Submitted to the test of the German military inquiry these stories are shown to be without foundation. Received from the front and narrated by a soldier who professes to have been an eye witness, they are nevertheless clothed in the public view with special authority. Welcomed without control by the press, the stories recounted in letters from the front appear, however, in the eyes of the readers of a paper clothed with a new authority—that which attaches to printed matter. They lose in the columns of a paper their individual and particular character.... The statements thus obtain a substance and an objectivity of which they would otherwise be devoid. Mixed with authentic news, they are accepted by the public without mistrust. Is not their appearance in the paper a guaranty of accuracy?...
All these pseudo-historical publications are, however, only one aspect of the abundant literary production of the Great War....

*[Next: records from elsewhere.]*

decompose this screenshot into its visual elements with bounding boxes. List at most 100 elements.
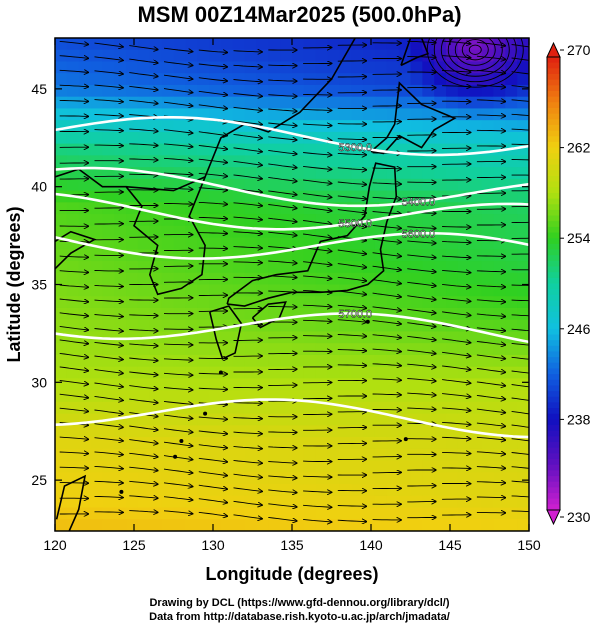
field-cell [434,519,447,531]
field-cell [185,495,198,509]
field-cell [90,319,103,333]
field-cell [209,460,222,473]
field-cell [457,131,471,145]
field-cell [66,437,80,450]
field-cell [280,143,293,156]
field-cell [78,296,92,309]
field-cell [102,108,115,121]
colorbar-segment [547,255,560,262]
field-cell [457,214,471,227]
field-cell [220,448,234,462]
field-cell [327,178,340,192]
field-cell [339,84,352,98]
field-cell [457,378,471,391]
streamline [442,408,470,411]
field-cell [244,472,258,485]
field-cell [517,307,529,321]
field-cell [327,425,340,438]
field-cell [351,225,364,239]
field-cell [481,390,495,403]
field-cell [256,202,269,215]
colorbar-segment [547,221,560,228]
field-cell [315,354,329,368]
field-cell [422,354,435,368]
streamline [94,300,123,302]
streamline [94,355,123,360]
streamline [94,85,123,88]
streamline [233,65,263,67]
field-cell [114,73,127,86]
field-cell [351,495,364,509]
field-cell [209,448,222,462]
coastline [370,81,457,155]
field-cell [232,131,246,145]
low-circulation-ring [433,38,517,83]
island [173,454,178,459]
field-cell [161,507,175,520]
field-cell [78,143,92,156]
streamline [198,457,227,462]
field-cell [446,495,459,509]
field-cell [446,343,459,356]
field-cell [422,84,435,98]
streamline [476,100,505,102]
field-cell [469,331,483,344]
streamline [59,339,88,344]
field-cell [161,237,175,250]
streamline [198,77,227,81]
field-cell [232,237,246,250]
field-cell [197,61,210,74]
field-cell [422,507,435,520]
field-cell [505,261,518,274]
streamline [511,495,529,498]
field-cell [66,131,80,145]
field-cell [386,366,400,380]
streamline [129,85,157,90]
field-cell [374,472,388,485]
field-cell [102,214,115,227]
field-cell [268,261,281,274]
colorbar-segment [547,170,560,177]
field-cell [315,214,329,227]
field-cell [137,96,151,110]
field-cell [244,448,258,462]
field-cell [173,378,186,391]
field-cell [78,214,92,227]
x-tick-label: 140 [359,537,383,553]
colorbar-segment [547,215,560,222]
field-cell [197,331,210,344]
field-cell [197,343,210,356]
streamline [511,113,529,117]
field-cell [434,507,447,520]
field-cell [386,484,400,497]
field-cell [469,61,483,74]
streamline [337,195,367,199]
field-cell [244,284,258,297]
colorbar-segment [547,283,560,290]
field-cell [232,261,246,274]
field-cell [55,272,68,286]
field-cell [292,425,305,438]
field-cell [209,484,222,497]
field-cell [220,108,234,121]
field-cell [469,38,483,51]
field-cell [137,495,151,509]
field-cell [446,261,459,274]
streamline [233,202,263,206]
field-cell [363,413,376,426]
field-cell [339,249,352,262]
field-cell [398,507,412,520]
field-cell [374,61,388,74]
streamline [198,50,227,52]
streamline [129,358,157,361]
field-cell [126,225,139,239]
field-cell [315,49,329,63]
field-cell [66,296,80,309]
field-cell [137,73,151,86]
field-cell [363,390,376,403]
field-cell [315,519,329,531]
field-cell [422,155,435,168]
field-cell [90,354,103,368]
field-cell [469,390,483,403]
field-cell [173,38,186,51]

So one finds in this literature of the lower classes the principal legendary episodes of which we have studied the origin and followed the development; accommodated to a fiction, woven into a web of intrigue, they have undergone new transformations; they have lost every indication of their source; they are transposed in the new circumstances imagined for them; they have usually been dissociated from the circumstances which individualize them and fix their time and place.
The evolution of myths concerning Negroes shows a striking resemblance to these mentioned by von Langenhove. In this category would fall the myths concerning Negro mentality, or the closing of the frontal sutures at the age of fourteen; the "rape myth," or the belief that some character weakness and inordinate sexual virility in Negroes make them rapists by nature; and the "insurrection myth," or the recurrent assertion and belief that Negroes are plotting the downfall of the government. These are general in their acceptance. They illustrate the tendency of authors observed by Langenhove in his study "to incorporate new ideas with the complex old ones and show that they are not surprising and that all earlier facts tend to prove it." The efforts of some recent writers on the Negro question may be noted.